You can't escape the zoning battles in Macomb, and that's true even if you don't practice real estate for a living.
Up until a few years ago, you could take any house in Macomb and rent it out to up to four unrelated college students. Didn't matter what the zoning was -- single-family, multi-family, whatever -- you could pretty much do whatever you wanted with your house, and there was little the city could do about it. (Loud underage parties at 2 a.m. were an exception, at least if such a house sat across the street from sleep-respecting locals.)
Then a few years ago (around 2002, I think), everything changed. A group called Project HANDS (Homeowners and Neighborhood Development Strategies) lobbied Macomb's city council to come up with new rules regarding how many college kids you could pack into a rental house.
The new zoning categories set the following standards:
R1 (single-family): No more than two unrelated tenants, no matter how many bedrooms the house may have.
R2 (single-family): Same as R1.
R3 (multi-family): Possibly up to six unrelated tenants, but only if the building's configured as some sort of duplex and has two kitchens.
R4 (multi-family): Up to six unrelated tenants, depending on the number of bedrooms. (Think of your typical college party house.)
Note: The City of Macomb considers "related" students to be students who are married, siblings, or first cousins. Second cousins or relations that stretch beyond that aren't allowed.
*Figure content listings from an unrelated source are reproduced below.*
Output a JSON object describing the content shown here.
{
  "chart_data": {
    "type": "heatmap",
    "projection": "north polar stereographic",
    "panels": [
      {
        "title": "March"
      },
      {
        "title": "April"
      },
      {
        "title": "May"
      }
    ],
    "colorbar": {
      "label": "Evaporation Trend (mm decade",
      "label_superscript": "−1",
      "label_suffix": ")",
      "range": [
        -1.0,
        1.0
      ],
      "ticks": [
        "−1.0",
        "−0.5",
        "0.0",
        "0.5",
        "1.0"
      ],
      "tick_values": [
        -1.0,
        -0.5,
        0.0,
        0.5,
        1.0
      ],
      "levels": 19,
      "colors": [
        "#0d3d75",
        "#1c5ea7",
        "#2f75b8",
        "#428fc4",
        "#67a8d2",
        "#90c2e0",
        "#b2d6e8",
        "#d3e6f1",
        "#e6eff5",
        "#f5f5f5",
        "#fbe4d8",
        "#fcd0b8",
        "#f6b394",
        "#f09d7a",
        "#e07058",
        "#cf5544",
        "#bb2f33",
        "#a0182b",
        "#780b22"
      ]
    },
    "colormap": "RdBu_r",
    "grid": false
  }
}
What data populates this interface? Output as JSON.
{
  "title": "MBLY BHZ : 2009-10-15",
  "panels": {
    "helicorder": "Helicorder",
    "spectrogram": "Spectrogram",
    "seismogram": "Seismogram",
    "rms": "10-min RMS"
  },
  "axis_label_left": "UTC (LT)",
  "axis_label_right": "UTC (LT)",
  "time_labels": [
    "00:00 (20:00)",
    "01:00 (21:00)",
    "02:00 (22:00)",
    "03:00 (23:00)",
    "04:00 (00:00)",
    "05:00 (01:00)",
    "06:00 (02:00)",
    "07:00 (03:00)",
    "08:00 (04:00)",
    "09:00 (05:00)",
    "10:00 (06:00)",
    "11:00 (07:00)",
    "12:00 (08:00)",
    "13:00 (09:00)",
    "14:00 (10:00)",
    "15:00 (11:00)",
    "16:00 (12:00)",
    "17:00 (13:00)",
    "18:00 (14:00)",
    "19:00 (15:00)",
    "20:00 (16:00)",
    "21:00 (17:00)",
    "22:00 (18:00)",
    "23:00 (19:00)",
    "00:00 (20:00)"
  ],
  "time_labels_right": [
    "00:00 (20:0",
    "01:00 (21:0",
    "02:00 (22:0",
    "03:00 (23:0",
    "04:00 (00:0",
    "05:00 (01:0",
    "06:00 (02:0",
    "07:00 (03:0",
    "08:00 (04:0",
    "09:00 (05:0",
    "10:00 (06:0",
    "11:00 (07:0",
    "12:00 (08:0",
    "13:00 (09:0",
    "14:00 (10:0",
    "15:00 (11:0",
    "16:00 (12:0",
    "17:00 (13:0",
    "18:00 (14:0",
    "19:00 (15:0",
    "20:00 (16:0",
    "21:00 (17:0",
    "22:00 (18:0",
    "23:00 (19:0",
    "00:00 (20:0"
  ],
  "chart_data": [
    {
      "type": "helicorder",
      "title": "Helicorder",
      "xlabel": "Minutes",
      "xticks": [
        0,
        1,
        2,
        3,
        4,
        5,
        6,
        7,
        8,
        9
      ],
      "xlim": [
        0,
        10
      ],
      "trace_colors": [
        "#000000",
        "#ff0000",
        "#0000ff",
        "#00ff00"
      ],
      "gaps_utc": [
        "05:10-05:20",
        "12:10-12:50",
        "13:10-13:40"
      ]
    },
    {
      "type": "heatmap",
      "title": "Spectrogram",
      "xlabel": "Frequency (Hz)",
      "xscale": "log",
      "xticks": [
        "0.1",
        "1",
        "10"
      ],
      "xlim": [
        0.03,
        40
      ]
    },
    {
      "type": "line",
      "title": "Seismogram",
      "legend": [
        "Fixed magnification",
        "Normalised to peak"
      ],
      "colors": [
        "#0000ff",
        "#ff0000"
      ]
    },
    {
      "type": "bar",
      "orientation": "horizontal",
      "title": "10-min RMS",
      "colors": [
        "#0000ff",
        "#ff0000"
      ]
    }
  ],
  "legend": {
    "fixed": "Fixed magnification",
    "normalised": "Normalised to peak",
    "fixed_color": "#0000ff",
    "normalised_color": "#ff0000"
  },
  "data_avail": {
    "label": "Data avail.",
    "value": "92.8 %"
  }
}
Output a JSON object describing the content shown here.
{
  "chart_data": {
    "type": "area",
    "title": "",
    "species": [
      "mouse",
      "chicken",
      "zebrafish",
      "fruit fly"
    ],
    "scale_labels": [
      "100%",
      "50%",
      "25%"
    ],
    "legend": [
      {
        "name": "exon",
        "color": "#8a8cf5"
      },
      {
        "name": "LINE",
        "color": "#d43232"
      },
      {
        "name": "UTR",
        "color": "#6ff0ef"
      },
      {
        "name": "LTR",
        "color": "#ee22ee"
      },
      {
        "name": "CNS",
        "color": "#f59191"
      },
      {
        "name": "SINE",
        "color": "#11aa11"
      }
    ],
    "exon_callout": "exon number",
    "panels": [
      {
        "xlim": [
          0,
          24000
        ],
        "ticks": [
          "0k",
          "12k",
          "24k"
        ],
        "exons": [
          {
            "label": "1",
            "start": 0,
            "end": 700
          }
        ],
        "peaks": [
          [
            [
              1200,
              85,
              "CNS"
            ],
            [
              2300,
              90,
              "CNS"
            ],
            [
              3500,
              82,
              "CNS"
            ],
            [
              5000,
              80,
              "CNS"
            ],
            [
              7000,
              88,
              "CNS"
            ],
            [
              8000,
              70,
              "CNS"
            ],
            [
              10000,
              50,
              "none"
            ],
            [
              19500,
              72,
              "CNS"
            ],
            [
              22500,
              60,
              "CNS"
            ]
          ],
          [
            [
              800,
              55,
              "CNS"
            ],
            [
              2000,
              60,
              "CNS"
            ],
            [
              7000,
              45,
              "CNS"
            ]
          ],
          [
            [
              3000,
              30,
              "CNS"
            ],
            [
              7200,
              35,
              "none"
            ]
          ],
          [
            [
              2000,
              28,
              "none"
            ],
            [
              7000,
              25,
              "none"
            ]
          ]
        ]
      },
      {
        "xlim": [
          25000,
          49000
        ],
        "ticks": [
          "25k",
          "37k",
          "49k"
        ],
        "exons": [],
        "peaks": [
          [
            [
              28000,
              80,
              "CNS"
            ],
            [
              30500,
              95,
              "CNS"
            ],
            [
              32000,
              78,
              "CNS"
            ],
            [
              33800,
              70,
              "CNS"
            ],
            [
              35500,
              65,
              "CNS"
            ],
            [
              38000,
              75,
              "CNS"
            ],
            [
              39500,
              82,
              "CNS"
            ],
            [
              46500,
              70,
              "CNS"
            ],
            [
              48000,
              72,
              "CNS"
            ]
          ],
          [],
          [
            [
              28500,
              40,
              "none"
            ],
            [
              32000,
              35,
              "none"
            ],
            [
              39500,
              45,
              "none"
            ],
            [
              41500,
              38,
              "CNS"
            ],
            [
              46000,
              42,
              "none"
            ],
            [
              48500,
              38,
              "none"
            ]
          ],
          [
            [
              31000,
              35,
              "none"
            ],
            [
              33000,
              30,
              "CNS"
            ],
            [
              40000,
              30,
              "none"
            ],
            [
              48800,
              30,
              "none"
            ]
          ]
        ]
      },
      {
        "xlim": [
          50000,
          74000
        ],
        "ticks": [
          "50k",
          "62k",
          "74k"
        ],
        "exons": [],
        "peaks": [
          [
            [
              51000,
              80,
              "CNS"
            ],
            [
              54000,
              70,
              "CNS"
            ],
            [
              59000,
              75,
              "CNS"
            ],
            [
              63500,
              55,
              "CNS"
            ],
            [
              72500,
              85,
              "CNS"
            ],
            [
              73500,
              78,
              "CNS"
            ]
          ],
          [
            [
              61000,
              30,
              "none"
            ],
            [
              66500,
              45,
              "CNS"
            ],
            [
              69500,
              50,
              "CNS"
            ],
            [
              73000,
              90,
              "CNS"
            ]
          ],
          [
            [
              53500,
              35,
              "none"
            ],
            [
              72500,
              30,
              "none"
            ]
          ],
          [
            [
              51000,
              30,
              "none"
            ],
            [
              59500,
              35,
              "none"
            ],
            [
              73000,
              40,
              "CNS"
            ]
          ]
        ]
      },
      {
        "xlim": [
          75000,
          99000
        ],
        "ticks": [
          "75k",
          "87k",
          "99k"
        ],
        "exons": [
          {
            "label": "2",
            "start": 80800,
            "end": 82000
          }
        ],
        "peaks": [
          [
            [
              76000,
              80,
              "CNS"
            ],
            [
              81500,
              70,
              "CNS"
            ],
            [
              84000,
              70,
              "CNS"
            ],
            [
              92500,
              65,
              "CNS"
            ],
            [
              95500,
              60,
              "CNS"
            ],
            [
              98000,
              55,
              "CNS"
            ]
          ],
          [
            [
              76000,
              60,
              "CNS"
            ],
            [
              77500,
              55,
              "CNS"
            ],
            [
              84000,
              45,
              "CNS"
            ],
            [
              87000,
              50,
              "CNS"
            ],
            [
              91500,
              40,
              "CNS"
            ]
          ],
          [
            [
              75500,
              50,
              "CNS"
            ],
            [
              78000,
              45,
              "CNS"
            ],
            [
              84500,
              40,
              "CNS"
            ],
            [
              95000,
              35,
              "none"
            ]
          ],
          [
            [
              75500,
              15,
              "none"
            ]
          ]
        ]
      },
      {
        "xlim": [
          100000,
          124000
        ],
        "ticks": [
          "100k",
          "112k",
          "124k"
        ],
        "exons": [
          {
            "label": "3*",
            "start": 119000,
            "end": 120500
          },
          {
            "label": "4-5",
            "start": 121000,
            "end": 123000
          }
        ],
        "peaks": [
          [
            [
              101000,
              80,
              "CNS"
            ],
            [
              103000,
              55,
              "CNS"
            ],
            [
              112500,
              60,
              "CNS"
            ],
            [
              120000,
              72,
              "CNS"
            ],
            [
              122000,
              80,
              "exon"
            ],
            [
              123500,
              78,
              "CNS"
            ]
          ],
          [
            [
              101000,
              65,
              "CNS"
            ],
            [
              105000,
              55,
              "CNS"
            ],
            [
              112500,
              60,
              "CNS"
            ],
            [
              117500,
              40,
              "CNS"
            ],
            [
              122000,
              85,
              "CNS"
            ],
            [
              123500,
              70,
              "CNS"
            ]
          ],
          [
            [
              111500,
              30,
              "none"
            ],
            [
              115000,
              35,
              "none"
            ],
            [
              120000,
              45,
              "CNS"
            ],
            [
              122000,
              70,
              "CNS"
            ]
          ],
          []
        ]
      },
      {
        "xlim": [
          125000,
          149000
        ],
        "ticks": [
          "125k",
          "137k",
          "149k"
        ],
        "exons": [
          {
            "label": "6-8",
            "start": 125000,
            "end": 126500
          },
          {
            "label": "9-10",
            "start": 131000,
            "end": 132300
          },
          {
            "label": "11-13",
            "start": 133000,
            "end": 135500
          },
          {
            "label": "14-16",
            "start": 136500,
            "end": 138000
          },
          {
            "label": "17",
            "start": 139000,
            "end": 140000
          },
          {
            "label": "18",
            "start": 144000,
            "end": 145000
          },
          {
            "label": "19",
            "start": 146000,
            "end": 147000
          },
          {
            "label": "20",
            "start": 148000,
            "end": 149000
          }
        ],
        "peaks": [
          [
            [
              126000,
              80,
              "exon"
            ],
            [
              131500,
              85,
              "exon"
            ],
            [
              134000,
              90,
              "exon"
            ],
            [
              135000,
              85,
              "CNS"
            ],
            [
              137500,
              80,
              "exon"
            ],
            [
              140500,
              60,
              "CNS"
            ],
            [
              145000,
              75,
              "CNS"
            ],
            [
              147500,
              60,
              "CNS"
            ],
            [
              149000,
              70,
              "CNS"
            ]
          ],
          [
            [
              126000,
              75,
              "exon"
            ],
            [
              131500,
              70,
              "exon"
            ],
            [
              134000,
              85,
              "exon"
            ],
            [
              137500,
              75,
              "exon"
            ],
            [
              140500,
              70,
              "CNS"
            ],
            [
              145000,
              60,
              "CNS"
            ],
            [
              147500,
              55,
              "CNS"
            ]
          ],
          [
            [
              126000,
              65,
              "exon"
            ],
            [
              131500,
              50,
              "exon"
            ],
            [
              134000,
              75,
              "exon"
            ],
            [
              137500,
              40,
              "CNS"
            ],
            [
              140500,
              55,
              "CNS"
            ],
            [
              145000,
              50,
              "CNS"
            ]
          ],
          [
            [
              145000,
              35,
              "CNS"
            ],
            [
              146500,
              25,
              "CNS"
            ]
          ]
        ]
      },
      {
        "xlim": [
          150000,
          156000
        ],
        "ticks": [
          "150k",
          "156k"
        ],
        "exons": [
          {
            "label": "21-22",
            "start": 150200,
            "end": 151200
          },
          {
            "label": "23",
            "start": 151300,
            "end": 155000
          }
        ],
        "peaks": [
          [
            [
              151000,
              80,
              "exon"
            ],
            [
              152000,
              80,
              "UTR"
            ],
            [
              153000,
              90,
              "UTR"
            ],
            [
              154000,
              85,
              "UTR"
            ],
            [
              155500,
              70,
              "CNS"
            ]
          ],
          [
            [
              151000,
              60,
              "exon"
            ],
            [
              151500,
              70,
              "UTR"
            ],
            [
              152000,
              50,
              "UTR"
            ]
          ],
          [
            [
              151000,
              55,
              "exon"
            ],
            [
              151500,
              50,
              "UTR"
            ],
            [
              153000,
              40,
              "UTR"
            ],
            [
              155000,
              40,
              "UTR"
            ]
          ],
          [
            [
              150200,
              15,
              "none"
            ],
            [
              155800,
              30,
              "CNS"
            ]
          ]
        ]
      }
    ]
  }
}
When this zoning change took effect, there were some R1 and R2 houses that were "grandfathered in" and allowed to continue being rented out to four college students. But these properties have to continue to be used as rentals in an ongoing fashion in order to retain their grandfathered-in status. If they go at least 12 months without doing so, they lose their grandfathered-in status forever and can't get it back. (I compare this to the extinction of the dinosaurs; grandfathered-in properties aren't being created, but they can be destroyed.)
How does the new zoning classification system work?
Let's say you have a four-bedroom house in the northwest quadrant of town, right across the street from Western Illinois University. The house is zoned single-family; it wasn't grandfathered in. How many college students can live there?
Only two, if they're unrelated.
There are exceptions, but they're rare. You might have two brothers who want to live together, and then they'd be allowed to have an unrelated friend as a third tenant. Or you could have a family of triplets who want to live together, and they'd be allowed to have an unrelated friend as a fourth tenant. But only in such exceptions could you hope to fill out and actually use all four bedrooms of a single-family house. That means most single-family houses (which constitute the majority of housing in Macomb) are off-limits to what college students want to do with them. This can be good or bad, depending on whether you're (1) a college student looking for a place to live or (2) a local who doesn't want college students trashing up the neighborhood.
As a result, anything with R3 or R4 zoning has had a premium placed on it. And there aren't many R3 or R4 properties in Macomb, as you can see on the city's zoning map:
http://www.cityofmacomb.com/pdf/zoning_A.pdf
(The file's pretty big, so give it a few seconds to load after you click the link.)
What's especially noteworthy are the colors in the northwest quadrant, near WIU. The dark brown color signifies R4 properties. A good percentage of this is land owned by the university and used for residence halls, but there are some privately owned R4 lots off to the south and east, such as a solid stretch along West Murray and West Pierce.
And then there's the island -- a pinkish R2 zone that encompasses mostly Chandler Boulevard, Orchard Street, and Stadium Drive. It's all zoned single-family. And it's completely surrounded by R4 properties.
If there are zoning battles in Macomb, that island's on the front lines.